В середине лета, княжна Марья получила неожиданное письмо от князя Андрея из Швейцарии, в котором он сообщал ей странную и неожиданную новость. Князь Андрей объявлял о своей помолвке с Ростовой. Всё письмо его дышало любовной восторженностью к своей невесте и нежной дружбой и доверием к сестре. Он писал, что никогда не любил так, как любит теперь, и что теперь только понял и узнал жизнь; он просил сестру простить его за то, что в свой приезд в Лысые Горы он ничего не сказал ей об этом решении, хотя и говорил об этом с отцом. Он не сказал ей этого потому, что княжна Марья стала бы просить отца дать свое согласие, и не достигнув бы цели, раздражила бы отца, и на себе бы понесла всю тяжесть его неудовольствия. Впрочем, писал он, тогда еще дело не было так окончательно решено, как теперь. «Тогда отец назначил мне срок, год, и вот уже шесть месяцев, половина прошло из назначенного срока, и я остаюсь более, чем когда нибудь тверд в своем решении. Ежели бы доктора не задерживали меня здесь, на водах, я бы сам был в России, но теперь возвращение мое я должен отложить еще на три месяца. Ты знаешь меня и мои отношения с отцом. Мне ничего от него не нужно, я был и буду всегда независим, но сделать противное его воле, заслужить его гнев, когда может быть так недолго осталось ему быть с нами, разрушило бы наполовину мое счастие.
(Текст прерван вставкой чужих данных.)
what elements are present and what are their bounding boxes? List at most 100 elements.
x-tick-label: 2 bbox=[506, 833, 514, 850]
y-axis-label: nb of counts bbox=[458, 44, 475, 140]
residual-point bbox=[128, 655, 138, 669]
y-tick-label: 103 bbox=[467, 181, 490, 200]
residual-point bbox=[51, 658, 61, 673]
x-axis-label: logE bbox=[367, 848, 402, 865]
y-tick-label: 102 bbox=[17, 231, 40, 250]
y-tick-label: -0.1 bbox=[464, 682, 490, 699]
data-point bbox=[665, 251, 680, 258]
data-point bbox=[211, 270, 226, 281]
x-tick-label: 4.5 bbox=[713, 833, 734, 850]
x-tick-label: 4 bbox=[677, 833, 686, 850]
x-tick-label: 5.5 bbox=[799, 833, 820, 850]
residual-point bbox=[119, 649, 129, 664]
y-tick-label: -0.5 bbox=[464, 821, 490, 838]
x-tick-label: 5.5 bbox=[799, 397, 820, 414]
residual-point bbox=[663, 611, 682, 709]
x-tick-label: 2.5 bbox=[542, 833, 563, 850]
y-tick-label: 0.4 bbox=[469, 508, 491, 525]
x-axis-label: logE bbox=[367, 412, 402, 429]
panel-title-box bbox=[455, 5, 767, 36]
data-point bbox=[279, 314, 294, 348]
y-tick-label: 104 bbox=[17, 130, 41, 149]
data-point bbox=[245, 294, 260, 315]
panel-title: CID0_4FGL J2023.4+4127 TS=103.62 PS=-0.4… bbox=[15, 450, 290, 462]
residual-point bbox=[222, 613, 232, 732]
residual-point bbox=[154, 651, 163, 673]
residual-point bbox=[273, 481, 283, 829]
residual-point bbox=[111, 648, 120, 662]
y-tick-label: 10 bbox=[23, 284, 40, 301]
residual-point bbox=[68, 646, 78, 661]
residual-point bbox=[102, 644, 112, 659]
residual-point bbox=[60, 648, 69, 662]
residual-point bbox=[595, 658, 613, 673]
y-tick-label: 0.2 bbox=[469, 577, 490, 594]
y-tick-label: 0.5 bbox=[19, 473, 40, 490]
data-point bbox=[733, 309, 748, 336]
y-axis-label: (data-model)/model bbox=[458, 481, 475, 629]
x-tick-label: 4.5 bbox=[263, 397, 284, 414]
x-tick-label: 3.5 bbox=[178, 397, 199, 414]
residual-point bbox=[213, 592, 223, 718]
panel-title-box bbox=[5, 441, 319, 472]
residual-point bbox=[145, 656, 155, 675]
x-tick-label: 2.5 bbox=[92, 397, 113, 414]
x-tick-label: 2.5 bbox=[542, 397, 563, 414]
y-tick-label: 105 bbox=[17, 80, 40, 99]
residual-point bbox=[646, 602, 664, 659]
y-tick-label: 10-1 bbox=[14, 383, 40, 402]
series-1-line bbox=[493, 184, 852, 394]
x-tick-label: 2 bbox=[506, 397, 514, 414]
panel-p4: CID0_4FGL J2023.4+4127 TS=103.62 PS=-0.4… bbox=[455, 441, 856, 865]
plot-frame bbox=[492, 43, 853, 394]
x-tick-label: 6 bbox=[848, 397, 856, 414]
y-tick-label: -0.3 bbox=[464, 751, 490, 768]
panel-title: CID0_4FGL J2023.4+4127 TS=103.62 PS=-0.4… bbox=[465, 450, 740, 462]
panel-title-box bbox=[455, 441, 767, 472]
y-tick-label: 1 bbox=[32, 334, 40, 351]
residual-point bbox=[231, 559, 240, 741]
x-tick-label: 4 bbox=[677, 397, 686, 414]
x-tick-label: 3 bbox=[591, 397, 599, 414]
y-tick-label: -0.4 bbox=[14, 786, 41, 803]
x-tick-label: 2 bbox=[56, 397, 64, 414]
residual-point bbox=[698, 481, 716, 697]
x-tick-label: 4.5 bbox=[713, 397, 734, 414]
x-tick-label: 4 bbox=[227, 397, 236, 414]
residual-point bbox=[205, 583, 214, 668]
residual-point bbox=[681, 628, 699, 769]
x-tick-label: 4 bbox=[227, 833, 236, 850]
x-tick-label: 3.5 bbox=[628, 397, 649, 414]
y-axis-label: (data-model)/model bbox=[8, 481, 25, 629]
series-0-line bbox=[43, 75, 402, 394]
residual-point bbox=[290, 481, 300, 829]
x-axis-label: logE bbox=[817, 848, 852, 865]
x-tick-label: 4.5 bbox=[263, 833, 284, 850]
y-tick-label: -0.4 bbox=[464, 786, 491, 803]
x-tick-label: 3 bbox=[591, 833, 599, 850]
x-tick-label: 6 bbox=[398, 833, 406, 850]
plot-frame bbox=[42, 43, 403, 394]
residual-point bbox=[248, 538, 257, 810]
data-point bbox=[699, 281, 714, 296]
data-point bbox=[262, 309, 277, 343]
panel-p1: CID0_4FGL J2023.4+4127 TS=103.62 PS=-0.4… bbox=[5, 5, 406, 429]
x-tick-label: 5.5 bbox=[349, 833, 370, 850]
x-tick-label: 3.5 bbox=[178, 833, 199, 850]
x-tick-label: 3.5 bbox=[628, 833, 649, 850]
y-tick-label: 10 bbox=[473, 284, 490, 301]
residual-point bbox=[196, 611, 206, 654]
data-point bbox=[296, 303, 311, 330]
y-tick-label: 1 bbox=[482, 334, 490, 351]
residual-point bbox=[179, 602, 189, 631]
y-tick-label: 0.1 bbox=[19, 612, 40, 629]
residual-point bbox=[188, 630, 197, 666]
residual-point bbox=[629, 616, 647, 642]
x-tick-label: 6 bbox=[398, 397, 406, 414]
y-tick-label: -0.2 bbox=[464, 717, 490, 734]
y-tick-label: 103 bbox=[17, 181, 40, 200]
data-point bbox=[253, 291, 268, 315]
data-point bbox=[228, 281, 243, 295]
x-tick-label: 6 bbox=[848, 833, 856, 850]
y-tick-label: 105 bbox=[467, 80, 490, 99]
Я пишу теперь ему письмо о том же и прошу тебя, выбрав добрую минуту, передать ему письмо и известить меня о том, как он смотрит на всё это и есть ли надежда на то, чтобы он согласился сократить срок на три месяца».
После долгих колебаний, сомнений и молитв, княжна Марья передала письмо отцу. На другой день старый князь сказал ей спокойно:
– Напиши брату, чтоб подождал, пока умру… Не долго – скоро развяжу…
Княжна хотела возразить что то, но отец не допустил ее, и стал всё более и более возвышать голос.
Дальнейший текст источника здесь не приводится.